"The Fastest Way To Defeat Is Division From Within"
That sign hangs in the Ole Miss locker room and is probably the most profound indicator of the Rebels' success during the 2008 season.
Why? Because the Rebels had lived the "division from within" part in the previous three seasons.
"We had to eliminate all the dissension, all the individualism that was prevalent on the team," said senior Co-Captain Jason Cook, who won the Scholar-Athlete Award for Ole Miss at the Big Play Banquet Wednesday. "Let's be honest. We were a team that didn't have a lot of direction and even though we liked each other and all that, we didn't really lock arms and push and pull in the same direction."
When Rebel Coach Houston Nutt came on board last December, he saw a splintered group and went to work to change the mindset of the team, individually and collectively.
For some Rebs, it took one team meeting. For others, including Cook, it took longer.
"It was a gradual process. Some guys changed immediately, after our first team meeting with Coach Nutt, but some of us were a little more stubborn. We knew he talked the talk, but we wanted to see if he walked the walk.
"You have to remember, we weren't in a real trusting mood after what we had been through the previous years."
Some switched over to the Nutt way in spring training. Some during the offseason. Others during two-a-days, which really weren't two-a-days at all, in August.
"During the Memphis game, I could feel the last few guys buying in. Once we were going against live bullets and Coach Nutt and the staff had not turned into something different, everyone knew and everyone started puling the rope," Jason explained. "We knew we had a winner on the sidelines with us, and we knew we had someone who cared about us."
Jason said the final transformation came at The Swamp, when the Rebels took down the mighty Gators 31-30 in a comeback victory. It remains the only blemish on Florida's worksheet and the Gators will play for the national title next week.
"The Florida game was a radical transformation for us. Even though we followed that up with two losses, there was a big difference in how we approached things as a team," Cook continued. "To be honest, we did not let those two lossses hamper us in the least. We were shocked we lost, but we knew we were on to something if we just kept plugging and stay together.

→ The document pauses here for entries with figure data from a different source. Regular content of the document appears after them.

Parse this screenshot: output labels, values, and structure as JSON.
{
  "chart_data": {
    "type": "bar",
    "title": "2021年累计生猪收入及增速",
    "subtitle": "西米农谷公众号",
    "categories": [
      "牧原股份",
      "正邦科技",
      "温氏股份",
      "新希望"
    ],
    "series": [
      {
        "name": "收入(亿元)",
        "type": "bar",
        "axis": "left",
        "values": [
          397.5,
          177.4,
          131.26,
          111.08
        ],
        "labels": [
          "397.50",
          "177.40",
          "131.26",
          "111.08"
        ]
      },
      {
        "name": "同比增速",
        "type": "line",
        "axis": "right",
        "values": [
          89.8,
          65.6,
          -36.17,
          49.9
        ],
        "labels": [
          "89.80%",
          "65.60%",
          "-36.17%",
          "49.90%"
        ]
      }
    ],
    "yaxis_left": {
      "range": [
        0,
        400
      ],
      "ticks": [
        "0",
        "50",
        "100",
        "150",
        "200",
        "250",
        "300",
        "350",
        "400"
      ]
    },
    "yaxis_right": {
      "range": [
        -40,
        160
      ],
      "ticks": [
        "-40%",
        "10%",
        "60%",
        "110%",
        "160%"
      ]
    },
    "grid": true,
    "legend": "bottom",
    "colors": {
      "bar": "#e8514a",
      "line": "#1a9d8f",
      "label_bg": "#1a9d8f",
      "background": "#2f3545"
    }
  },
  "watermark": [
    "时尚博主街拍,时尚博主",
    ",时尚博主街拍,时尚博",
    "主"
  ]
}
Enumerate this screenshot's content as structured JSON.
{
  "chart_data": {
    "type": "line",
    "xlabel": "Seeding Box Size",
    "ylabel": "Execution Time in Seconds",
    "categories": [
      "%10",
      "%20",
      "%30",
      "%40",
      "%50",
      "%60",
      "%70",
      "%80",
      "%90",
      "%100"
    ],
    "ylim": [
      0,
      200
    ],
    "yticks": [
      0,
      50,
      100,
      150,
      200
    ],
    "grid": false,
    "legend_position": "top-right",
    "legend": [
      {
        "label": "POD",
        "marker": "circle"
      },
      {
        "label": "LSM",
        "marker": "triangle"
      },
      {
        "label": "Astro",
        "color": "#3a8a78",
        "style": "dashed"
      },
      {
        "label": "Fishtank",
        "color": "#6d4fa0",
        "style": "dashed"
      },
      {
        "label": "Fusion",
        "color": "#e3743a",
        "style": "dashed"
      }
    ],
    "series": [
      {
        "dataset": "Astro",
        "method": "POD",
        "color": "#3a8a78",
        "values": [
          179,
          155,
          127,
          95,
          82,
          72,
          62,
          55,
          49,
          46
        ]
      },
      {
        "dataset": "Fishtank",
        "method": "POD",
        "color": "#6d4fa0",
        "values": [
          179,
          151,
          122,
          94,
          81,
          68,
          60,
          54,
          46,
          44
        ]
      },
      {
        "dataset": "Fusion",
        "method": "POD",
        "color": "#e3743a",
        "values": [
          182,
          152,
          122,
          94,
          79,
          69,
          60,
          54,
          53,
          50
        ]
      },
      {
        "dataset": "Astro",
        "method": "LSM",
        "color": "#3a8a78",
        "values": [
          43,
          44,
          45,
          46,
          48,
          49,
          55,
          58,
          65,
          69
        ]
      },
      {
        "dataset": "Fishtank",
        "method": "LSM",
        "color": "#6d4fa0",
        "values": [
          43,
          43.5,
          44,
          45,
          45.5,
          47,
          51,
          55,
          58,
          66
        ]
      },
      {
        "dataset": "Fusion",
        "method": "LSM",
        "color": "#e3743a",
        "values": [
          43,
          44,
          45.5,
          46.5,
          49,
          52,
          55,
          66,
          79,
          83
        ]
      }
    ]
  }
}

"And while we knew Coach Nutt and the staff were hurting at being 3-4, they were hurting for us and not for themselves. It was all about us. It was all about team, and he never got down on us. Not once. It's easy to follow someone who believes in you. He kept pounding it in our heads - you are a good team, just believe that. Over and over. We actually grew closer after those two losses."
Cook, the counsumate team player, then revealed something that was kind of shocking.
He did not buy in totally as early as some did. With his history, it was commonly thought he'd be the first one in line.
"It's hard to buy into someone you know nothing about. It was hard for me to give my trust easily after what we had been through," Cook says. "I admit now that I had my guard up and was waiting on the other shoe to drop in the back of my mind.
"But even though it took a while, I learned you can definitely trust Coach Nutt and this staff. What they tell you is how it's going to be and you can trust that."
What followed is nothing short of amazing. Five straight wins - including two on the road at Arkansas and LSU and a lopsided victory over Mississippi State.
"I can't tell you how much fun this has been. It's indescribable. Being a part of a group this close and this driven is something I'll never forget," he added.
Another shocking tidbit. This year almost didn't happen for Cook, who had already earnd a degree in English.
"There were times - before I got to know the new staff - when I thought I wouldn't play my fifth year, when I thought I had had enough of the beatdowns," he said. "But the combination of my convictions as a person and Coach Nutt rejuvenated me.
"When times get tough, how are you going to react? Some people bail out. I'm not a bailer, but that is as close as I have ever come to quitting anything that meant something to me."
Now Jason faces another crossroads today as the Rebels suit up for the Cotton Bowl against Texas Tech.
He's been rehabbing from an injured knee he got in the Egg Bowl and how much he can participate is still in the air.
Cook, however, is at peace with whatever decision is made.
"I will definitely try to play right up to the opening kickoff. I am definitely going to dress out," he said, "but it will be a gametime decision. I want to play in some capacity, but if it's better for the team that I play then I will play, hands down. If it's better for the team for me to sit I will sit, hands down.
"I'm going to be honest with everyone about my situation. If I can't go, I won't try to. We've come too far as a team for me to make any selfish decisions and try to go when I can't, but at this point (Wednesday) I'm feeling like I can help a little bit."
Whether he plays or doesn't play against the Red Raiders, the glue Jason Cook provides to the Rebel team is as strong as ever and will be a factor in the outcome of the contest.